Below the short overview is provided from the Deep Learning Summer school 2016 in Montreal and papers with high impact.

Tips for training NNs:

- Random search over the grid search of parameters, as grid search repeats lots of experiments for each value of non-reasonable parameter value. Bayesian optimization in practice will not work better than a random search
- Tuning regularization has much less benefit than tuning learning rate, etc
- Early stopping on the validation dataset comes at low cost and should be used. We need to divide by 2 learning rate each time when validation error stops decreasing.)
- Don't neglect dropout, bigger regularized models are more powerful than simpler ones

High gradients are sensitive to noise, we want to keep gradients less than 1. However vanishing gradients phenomena can also occur. When gradient is large, dont trust it, use gradient norm clipping (Mikolov thesis)

- How to Construct Deep Recurrent Neural Networks (presenting architectures with several layers in RNN) and Architectural Complexity Measures of Recurrent Neural Networks (discussing three components of RNN structure: recurrent and feedforward depth, recurrent skip coefficient and how we can benefit from the recurrent skip connections)
- A Hierarchical Recurrent Encoder-Decoder for Generative Context-Aware Query Suggestion (given a context and previous search queries, predict the most probable query)

Yoshua told that forward propagation could be used in the future instead of the back-propagation..

Pooling is used for feature invariance plus a larger receptive field. Depth of the network is the key. Towards the deeper layer both vertical and horizontal translations are better. Anneal the learning rates, take a small batch. Take better a bigger model and regularize it better than a smaller model.

The most interesting papers mentioned:- Going Deeper with Convolutions Christian Szegedy, Wei Liu, Yangqing Jia, Pierre Sermanet, Scott Reed,Dragomir Anguelov, Dumitru Erhan, Vincent Vanhoucke, Andrew Rabinovich. The structure of the inception model, the winner of ILSVRC 2014 is described there.
- Yet another nonlinearity proposed for CNNS, where nonlinearity is learned for each layer Parametric Exponential Linear Unit for Deep Convolutional Neural Networks( These results suggest that varying the shape of the activations during training along with the other parameters helps to control vanishing gradients and bias shift, thus facilitating learning.)
**Residual networks**(everybody talks about them now, used for CNN, won the competition in ILSVRC 2015) Deep Residual Learning for Image Recognition (introducing short-cut connections of input to deeper layers)**Segmentation.**Research done by Girchik on the segmentation. Now doing the research in FB Learning to Segment Object Candidates Detecting fully grained segmentation not only borders, scale resistance- Segmentation: Research done by Ross Girshick on the segmentation. Now doing the research in facebook.
- Learning to Segment Object Candidates.Detecting fully grained segmentation not only borders, scale resistance

- Classifying scenes from Places database (places and objects are different to classify)
- Receptive field increases with layers. First layers are task independent, then go object representation layers and the last one is a classification layer.
- Learning Aligned Cross-Modal Representations from Weakly Aligned Data (signs of the objects, their borders, sketches, etc)
- Visualizing and Understanding Convolutional Networks (how we can detect the learning problems in conv nets, the minimum depth is vital for good performance)

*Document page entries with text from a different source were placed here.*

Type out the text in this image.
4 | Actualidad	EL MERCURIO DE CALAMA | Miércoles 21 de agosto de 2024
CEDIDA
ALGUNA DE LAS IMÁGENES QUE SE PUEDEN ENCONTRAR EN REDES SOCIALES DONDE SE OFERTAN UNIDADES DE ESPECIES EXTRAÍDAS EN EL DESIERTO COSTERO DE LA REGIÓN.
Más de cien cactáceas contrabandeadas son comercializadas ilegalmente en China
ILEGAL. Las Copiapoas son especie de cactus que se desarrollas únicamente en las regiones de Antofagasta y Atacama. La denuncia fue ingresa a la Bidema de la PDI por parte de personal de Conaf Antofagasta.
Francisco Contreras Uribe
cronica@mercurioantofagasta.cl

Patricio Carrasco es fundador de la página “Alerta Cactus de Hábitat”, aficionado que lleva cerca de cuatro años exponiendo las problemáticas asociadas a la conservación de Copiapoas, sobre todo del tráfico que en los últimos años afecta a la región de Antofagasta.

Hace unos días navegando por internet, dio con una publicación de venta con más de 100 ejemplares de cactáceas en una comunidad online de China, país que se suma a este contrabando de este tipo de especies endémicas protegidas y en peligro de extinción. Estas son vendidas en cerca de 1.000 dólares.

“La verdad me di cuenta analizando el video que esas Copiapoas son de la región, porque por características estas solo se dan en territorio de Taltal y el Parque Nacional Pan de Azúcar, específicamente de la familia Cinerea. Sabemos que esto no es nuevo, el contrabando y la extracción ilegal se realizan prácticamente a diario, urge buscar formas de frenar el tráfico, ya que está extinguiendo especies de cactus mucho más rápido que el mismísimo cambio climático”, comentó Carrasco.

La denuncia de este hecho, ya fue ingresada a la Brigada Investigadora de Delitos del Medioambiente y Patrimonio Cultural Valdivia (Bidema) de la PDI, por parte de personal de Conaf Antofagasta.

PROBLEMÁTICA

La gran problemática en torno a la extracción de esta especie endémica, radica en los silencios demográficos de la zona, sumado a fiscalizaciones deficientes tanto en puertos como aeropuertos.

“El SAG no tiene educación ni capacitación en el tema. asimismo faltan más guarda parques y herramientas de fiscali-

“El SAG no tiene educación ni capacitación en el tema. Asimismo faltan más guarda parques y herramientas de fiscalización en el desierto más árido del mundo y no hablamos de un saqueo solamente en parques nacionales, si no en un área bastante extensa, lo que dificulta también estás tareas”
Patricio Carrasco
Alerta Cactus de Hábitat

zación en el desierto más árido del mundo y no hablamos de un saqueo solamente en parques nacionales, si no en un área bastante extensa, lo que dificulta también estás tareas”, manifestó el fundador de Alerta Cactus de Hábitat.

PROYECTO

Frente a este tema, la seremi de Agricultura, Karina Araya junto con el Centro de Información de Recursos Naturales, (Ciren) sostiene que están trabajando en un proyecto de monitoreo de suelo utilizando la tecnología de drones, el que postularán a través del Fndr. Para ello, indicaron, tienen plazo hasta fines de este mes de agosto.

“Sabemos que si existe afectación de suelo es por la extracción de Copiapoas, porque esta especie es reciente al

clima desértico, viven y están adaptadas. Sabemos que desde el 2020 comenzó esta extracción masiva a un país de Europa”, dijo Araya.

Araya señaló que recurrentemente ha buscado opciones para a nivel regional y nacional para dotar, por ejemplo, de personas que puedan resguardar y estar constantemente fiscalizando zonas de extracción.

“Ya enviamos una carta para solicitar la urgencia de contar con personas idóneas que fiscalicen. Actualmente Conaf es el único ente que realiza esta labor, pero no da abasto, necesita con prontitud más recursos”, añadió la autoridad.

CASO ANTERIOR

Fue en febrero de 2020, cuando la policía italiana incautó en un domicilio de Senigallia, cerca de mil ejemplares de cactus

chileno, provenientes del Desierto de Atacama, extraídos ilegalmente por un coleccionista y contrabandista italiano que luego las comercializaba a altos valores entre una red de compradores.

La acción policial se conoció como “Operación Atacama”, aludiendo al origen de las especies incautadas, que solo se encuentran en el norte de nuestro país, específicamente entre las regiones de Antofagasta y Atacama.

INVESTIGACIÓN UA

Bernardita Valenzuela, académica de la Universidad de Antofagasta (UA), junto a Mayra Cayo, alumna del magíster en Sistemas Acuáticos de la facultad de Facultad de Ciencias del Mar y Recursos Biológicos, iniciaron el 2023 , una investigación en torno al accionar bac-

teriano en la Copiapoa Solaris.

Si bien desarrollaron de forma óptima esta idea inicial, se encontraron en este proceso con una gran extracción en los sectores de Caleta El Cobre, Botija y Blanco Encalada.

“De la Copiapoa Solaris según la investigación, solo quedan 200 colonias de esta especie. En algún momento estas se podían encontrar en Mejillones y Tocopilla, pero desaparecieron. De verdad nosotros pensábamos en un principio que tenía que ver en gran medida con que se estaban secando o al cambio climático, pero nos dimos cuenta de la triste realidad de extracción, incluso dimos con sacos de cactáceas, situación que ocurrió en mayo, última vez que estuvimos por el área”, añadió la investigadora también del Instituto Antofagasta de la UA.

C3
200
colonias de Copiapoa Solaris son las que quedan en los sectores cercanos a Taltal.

- Problems in NLP: sparsity and zero probabilities - need to introduce smoothing to the probabilities.

Lack of generalization: neural language modelling (word-to-vec representation), that can generalize to the unseen relations. - RNN concept realizes non-markovial modelling, where the probability depends on the previous states and can take into account a sequence of previous words.
- In RNN the biggest problem is vanishing gradient. Cho says we can introduce shortcut connections.
- All we need in RNN for now: LSTMs or Gated Recurrent Units (GRU) model. Both work good and are trained easier than classical RNNS.
- GRU model: Learning phrase representations using rnn encoder-decoder for statistical machine translation.
- Effective Approaches to Attention-based Neural Machine Translation(global and local attention architectures, application german to english in both directions)
- Larger Context Language Modelling with RNN (improved LSTM capturing context).

This analysis suggests that larger-context language model improves the unconditional language model by capturing the theme of a document better and more easily.